FIG. 5 is a circuit diagram showing one example of a conventional system.

[Explanation of symbols]

 DESCRIPTION OF SYMBOLS 1 2nd transformer 1a Primary winding 1b Secondary winding 2 2nd switch element 3 Impedance element 4 3rd switch element 5 Capacitor 6 Resistance 7 2nd diode 8 AC power supply 9 Center tap diode 10 Full wave rectifier DESCRIPTION OF SYMBOLS 11 1st smoothing capacitor 12 1st transformer 12a Primary winding 12b Secondary winding 12c Tertiary winding 12d Secondary winding 13 First switch element 13a Switch element 13b Switch element 14 Oscillation control circuit 15 First 16 Diode 16 Second smoothing capacitor 17 Load 18 Reactor 19 Diode 20a Capacitor 20b Capacitor 21 DC power supply

[Procedure amendment]

[Submission date] April 2, 2001 (2001.4.2)

[Procedure amendment 1]

[Document name to be amended] Statement

[Correction target item name] Brief description of drawings

[Correction method] Change

[Correction contents]

[Brief description of the drawings]

FIG. 1 is a circuit diagram showing an embodiment of the present invention.

FIG. 2 is a circuit diagram showing an embodiment of the invention described in claim 2;

FIG. 3 is a waveform diagram of FIG.

FIG. 4 is a waveform diagram of FIG.

FIG. 5 is a circuit diagram showing one example of a conventional system.

6 is a waveform diagram of FIG.

[Description of Signs] 1 Second transformer 1a Primary winding 1b Secondary winding 2 Second switch element 3 Impedance element 4 Third switch element 5 Capacitor 6 Resistance 7 Second diode 8 AC power supply 9 Center tap Diode 10 Full-wave rectifier 11 First smoothing capacitor 12 First transformer 12a Primary winding 12b Secondary winding 12c Tertiary winding 12d Secondary winding 13 First switch element 13a Switch element 13b Switch element 14 Oscillation Control circuit 15 First diode 16 Second smoothing capacitor 17 Load 18 Reactor 19 Diode 20a Capacitor 20b Capacitor 21 DC power supply

Claims (2)

[Claims] 1. An AC power supply, a full-wave rectifier, a first smoothing capacitor, a first transformer having a primary winding and a secondary winding, and a series connected to a primary winding of the first transformer. A first switch element connected to the first transformer, a first diode connected in series to a secondary winding of the first transformer,
A second smoothing capacitor for charging a component of an AC voltage generated in a secondary winding of the transformer passing through the first diode, a load for supplying a voltage of the second smoothing capacitor, and a second smoothing capacitor In a flyback converter provided with an oscillation control circuit for controlling the oscillation of the first switch element in order to keep the voltage of the first switch element constant, a second transformer having a primary winding and a secondary winding is connected to the primary transformer. One end of the winding is connected to one terminal of the first smoothing capacitor, and the other end is connected to the other terminal of the first smoothing capacitor via a second switch element.

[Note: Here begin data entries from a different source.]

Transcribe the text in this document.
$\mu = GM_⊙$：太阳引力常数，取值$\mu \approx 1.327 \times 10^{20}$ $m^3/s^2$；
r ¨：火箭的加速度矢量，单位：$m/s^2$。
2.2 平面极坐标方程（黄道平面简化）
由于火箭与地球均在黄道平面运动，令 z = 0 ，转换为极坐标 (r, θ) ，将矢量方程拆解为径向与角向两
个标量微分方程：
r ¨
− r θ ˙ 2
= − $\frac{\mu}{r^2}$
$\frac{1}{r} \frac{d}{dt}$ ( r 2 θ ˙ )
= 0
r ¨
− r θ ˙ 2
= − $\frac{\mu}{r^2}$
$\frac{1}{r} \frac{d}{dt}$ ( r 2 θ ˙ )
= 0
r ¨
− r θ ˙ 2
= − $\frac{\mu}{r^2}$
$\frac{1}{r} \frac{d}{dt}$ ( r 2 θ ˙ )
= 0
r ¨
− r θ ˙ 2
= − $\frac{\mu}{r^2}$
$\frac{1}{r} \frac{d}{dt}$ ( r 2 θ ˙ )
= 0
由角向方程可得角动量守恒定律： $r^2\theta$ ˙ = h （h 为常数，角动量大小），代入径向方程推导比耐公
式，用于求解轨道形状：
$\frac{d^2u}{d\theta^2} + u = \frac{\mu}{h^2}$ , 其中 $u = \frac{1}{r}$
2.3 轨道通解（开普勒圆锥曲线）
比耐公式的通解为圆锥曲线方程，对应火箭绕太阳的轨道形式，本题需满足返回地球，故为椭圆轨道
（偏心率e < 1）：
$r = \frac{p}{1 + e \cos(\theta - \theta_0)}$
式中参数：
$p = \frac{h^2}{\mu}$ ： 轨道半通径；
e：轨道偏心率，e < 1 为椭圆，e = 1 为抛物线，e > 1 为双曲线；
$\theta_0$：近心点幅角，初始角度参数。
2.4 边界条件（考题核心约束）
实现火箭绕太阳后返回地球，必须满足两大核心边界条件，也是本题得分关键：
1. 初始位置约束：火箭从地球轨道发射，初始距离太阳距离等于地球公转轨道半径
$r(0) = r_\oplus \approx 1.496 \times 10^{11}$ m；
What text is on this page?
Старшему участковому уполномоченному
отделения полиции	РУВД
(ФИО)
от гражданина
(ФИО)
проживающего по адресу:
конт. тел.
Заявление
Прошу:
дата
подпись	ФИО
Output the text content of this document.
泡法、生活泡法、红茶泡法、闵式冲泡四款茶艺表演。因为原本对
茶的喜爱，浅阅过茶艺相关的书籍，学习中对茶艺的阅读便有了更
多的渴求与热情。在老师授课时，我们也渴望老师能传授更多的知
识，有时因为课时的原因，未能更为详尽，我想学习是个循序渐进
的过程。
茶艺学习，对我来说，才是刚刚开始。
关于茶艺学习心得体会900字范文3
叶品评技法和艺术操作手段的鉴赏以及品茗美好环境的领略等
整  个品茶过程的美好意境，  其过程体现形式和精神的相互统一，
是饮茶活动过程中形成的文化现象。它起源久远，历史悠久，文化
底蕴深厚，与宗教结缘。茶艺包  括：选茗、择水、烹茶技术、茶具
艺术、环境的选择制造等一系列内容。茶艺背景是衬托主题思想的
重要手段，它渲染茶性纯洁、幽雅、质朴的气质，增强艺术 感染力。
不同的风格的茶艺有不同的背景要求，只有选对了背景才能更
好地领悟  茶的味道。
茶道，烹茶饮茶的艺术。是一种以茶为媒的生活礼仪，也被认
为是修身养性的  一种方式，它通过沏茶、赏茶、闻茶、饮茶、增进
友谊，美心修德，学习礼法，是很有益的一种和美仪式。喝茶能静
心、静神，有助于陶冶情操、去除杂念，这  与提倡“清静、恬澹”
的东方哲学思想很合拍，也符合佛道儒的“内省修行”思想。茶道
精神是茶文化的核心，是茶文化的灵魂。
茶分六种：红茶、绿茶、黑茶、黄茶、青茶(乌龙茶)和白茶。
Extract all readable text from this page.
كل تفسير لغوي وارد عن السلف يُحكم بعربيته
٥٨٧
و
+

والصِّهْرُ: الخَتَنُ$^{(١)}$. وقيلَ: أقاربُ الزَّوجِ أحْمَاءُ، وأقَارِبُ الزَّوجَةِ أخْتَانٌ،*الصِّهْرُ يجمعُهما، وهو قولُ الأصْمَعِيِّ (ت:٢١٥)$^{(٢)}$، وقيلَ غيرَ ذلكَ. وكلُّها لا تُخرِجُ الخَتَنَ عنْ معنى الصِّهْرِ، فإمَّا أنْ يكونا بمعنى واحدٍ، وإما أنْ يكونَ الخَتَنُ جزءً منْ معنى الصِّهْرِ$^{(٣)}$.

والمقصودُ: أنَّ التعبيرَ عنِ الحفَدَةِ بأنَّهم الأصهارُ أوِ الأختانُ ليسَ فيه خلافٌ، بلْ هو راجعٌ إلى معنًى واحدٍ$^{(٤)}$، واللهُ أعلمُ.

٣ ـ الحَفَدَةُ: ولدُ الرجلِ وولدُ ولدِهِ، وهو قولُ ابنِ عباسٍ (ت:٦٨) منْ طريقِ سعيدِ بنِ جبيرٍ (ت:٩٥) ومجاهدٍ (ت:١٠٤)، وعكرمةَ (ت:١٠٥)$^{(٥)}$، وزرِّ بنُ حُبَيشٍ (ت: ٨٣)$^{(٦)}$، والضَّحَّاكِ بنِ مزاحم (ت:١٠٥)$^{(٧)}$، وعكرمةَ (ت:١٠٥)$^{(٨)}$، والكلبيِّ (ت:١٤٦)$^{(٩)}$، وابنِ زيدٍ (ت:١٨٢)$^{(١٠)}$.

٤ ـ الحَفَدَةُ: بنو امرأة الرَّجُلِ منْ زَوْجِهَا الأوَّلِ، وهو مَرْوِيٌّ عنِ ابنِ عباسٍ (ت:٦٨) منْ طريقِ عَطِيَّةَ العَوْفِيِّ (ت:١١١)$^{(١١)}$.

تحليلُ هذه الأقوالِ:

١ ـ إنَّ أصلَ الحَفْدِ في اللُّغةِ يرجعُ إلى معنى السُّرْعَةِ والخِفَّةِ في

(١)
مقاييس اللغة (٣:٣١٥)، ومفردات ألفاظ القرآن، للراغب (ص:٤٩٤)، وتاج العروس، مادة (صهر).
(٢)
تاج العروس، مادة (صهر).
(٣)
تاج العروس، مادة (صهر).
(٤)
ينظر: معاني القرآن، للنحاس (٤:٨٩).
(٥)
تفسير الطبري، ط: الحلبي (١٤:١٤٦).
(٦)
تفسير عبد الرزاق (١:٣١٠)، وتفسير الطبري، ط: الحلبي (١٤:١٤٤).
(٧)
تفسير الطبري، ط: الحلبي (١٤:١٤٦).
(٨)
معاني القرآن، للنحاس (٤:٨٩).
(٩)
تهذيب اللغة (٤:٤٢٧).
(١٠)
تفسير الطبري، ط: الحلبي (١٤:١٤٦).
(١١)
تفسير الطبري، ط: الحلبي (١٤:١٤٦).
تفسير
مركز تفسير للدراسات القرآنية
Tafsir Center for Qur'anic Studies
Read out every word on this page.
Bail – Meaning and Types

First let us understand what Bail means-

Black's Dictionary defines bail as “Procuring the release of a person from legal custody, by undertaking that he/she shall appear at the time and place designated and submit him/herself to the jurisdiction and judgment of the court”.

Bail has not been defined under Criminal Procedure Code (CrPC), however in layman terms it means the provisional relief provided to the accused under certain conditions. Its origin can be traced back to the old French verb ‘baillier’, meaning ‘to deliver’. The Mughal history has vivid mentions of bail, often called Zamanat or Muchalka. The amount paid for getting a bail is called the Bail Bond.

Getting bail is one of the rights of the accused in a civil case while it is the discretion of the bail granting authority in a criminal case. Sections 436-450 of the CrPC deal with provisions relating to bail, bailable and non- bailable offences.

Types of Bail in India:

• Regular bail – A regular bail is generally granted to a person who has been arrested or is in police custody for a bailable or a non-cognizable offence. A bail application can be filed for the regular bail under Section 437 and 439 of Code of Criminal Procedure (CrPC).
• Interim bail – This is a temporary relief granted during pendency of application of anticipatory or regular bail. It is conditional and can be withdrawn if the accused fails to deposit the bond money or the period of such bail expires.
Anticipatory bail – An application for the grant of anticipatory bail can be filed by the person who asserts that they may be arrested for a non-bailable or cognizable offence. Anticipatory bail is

One end of the wire is connected to one terminal of the second smoothing capacitor via a second diode, and the other end is connected to the other terminal of the second smoothing capacitor. Winding winding The terminal through an impedance element connected to the control electrode of said second switching element,
A third switch element is connected to the control electrode of the second switch element, a capacitor is connected to the control electrode of the third switch element, and one terminal of the tertiary winding is connected to the third electrode.
A switching power supply device, wherein a resistor is connected between control electrodes of the switch element. 2. The switching power supply according to claim 1, wherein one end of a primary winding of the second transformer is connected to each terminal of the AC power supply via a center tap diode.